Pour cette artiste qui a obtenu le titre de championne du monde de freestyle, le live est primordial. Elle s’est produite dans le monde, et a justement commencé à rapper en open mic, à l’âge de 14 ans : « Je traînais au centre de loisirs et on a voulu faire un open mic, […] ils m’ont dit “vas-y rappe !” et c’est la première fois que j’ai rappé devant quelqu’un. Ça les a convaincus [..] ça m’a donné de la force » confie-t-elle dans une interview.

« C’est une expérience qui m’aide à prendre confiance en moi. C’est même soignant en vrai, par rapport à l’effet négatif des réseaux sociaux. »

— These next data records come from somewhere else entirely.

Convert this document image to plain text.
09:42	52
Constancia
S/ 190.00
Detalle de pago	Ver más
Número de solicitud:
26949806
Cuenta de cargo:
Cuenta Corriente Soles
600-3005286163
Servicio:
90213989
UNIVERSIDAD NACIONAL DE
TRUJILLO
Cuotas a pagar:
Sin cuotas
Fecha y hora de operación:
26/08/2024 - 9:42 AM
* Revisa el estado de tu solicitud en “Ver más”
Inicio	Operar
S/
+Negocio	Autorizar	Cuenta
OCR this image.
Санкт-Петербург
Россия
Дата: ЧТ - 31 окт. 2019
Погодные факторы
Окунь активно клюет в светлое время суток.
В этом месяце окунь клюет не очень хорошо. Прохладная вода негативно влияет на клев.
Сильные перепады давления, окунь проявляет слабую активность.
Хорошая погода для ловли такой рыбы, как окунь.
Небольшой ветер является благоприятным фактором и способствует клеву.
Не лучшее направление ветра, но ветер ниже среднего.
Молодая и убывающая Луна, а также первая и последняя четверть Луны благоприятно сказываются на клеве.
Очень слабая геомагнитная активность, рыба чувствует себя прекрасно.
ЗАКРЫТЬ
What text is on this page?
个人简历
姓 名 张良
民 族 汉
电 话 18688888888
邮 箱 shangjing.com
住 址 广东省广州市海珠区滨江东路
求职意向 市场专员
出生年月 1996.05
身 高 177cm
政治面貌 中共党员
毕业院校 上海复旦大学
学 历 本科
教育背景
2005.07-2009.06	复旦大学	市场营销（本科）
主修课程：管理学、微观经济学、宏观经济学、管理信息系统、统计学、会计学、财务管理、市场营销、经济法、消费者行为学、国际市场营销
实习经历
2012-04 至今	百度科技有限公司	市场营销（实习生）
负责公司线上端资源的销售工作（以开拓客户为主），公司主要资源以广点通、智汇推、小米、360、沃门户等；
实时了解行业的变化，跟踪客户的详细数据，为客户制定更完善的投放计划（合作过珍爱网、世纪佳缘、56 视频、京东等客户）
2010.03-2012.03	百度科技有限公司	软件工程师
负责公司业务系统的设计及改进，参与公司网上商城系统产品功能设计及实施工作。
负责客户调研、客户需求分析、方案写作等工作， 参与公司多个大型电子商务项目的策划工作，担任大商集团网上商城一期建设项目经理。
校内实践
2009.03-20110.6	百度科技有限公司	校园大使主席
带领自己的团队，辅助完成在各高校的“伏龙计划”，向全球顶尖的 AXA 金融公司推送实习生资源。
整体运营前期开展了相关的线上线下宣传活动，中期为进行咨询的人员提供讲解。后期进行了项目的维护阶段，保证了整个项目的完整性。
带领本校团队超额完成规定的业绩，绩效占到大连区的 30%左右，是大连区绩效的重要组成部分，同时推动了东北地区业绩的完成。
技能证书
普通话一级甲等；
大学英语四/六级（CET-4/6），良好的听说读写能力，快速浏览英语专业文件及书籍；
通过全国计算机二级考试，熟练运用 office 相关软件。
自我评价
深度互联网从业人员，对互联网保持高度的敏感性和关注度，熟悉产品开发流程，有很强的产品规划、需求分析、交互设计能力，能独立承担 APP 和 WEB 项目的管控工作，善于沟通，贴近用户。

Quant à la rappeuse, La Giu, elle est présente en open mic depuis quelques années, et fait ses débuts sur Tik Tok. Elle constate la différence entre ces deux manières de diffuser sa musique. « En open mic, je pense que comme c’est un public qui aime le rap, ils savent reconnaître le bon rap. Ils t’encouragent à te lancer. Je sais que les rappeurs présents aiment ce que je fais quand ils me proposent des feats par exemple. Alors que sur les réseaux c’est violent. Je me fais insulter, je me prend v’la les réflexions sexistes » explique-t-elle.

Quant aux opens mics, « c’est une expérience qui m’aide à prendre confiance en moi. C’est même soignant en vrai. Par rapport à l’effet négatif des réseaux sociaux » ajoute la jeune femme.

Le droit à la réussite, et à la médiocrité

« Les meufs osent moins aller sur scène, alors qu’il y a des mecs qui montent et qui ne connaissent même pas leurs textes. Pour être reconnue au niveau d’un gars, tu dois rapper mieux que lui. Mais tu ne seras pas vue comme meilleure, juste comme rappant bien. Je me suis dis déjà dit en voyant un gars rapper, si une meuf faisait ça, on dirait qu’elle est nulle » nuance La Giu.

« Pour être reconnue au niveau d’un gars, tu dois rapper mieux que lui. Mais tu ne seras pas vue comme meilleure, juste comme rappant bien. »

Comme l’a souligné la journaliste, Mekolo Biligui, le droit à la médiocrité n’est pas accordé aux rappeuses. Sur scène, c’est une pression de plus pour les rappeuses qui ne peuvent pas se fondre dans la masse, en livrant seulement leur texte et leur flow. Leur genre sera forcément pris en compte dans le jugement de leur prestation.

La rappeuse, La Giu, lors d’un open mic organisé par La Familiale et ME-TECH.

La Giu déplore ce qu’elle appelle le « sexisme bienveillant ». qu’elle retrouve dans des phrases comme : « T’es forte pour une rappeuse ». Elle préfère passer outre ces réflexions, et se réjouit de la force et des connexions faites entre artistes durant ces évènements. Tout comme les rappeuses, Pearly, ou encore Bry’o, qui organise des open mic, elle va continuer à conquérir la scène hip-hop parisienne.

« J’ai envie d’être reconnue comme une bonne rappeuse, d’être évaluée au même titre que les autres rappeurs. »

« J’ai envie d’être reconnue comme une bonne rappeuse, d’être évaluée au même titre que les autres rappeurs. Mais en sachant que je suis une femme, ça va faire partie intégrante de l’expérience. A travers mes textes féministes, et tout simplement quand on me voit. Il y a un moment il faut quand même que ça s’efface, on est tous des passionné-e-s au final » conclue-t-elle.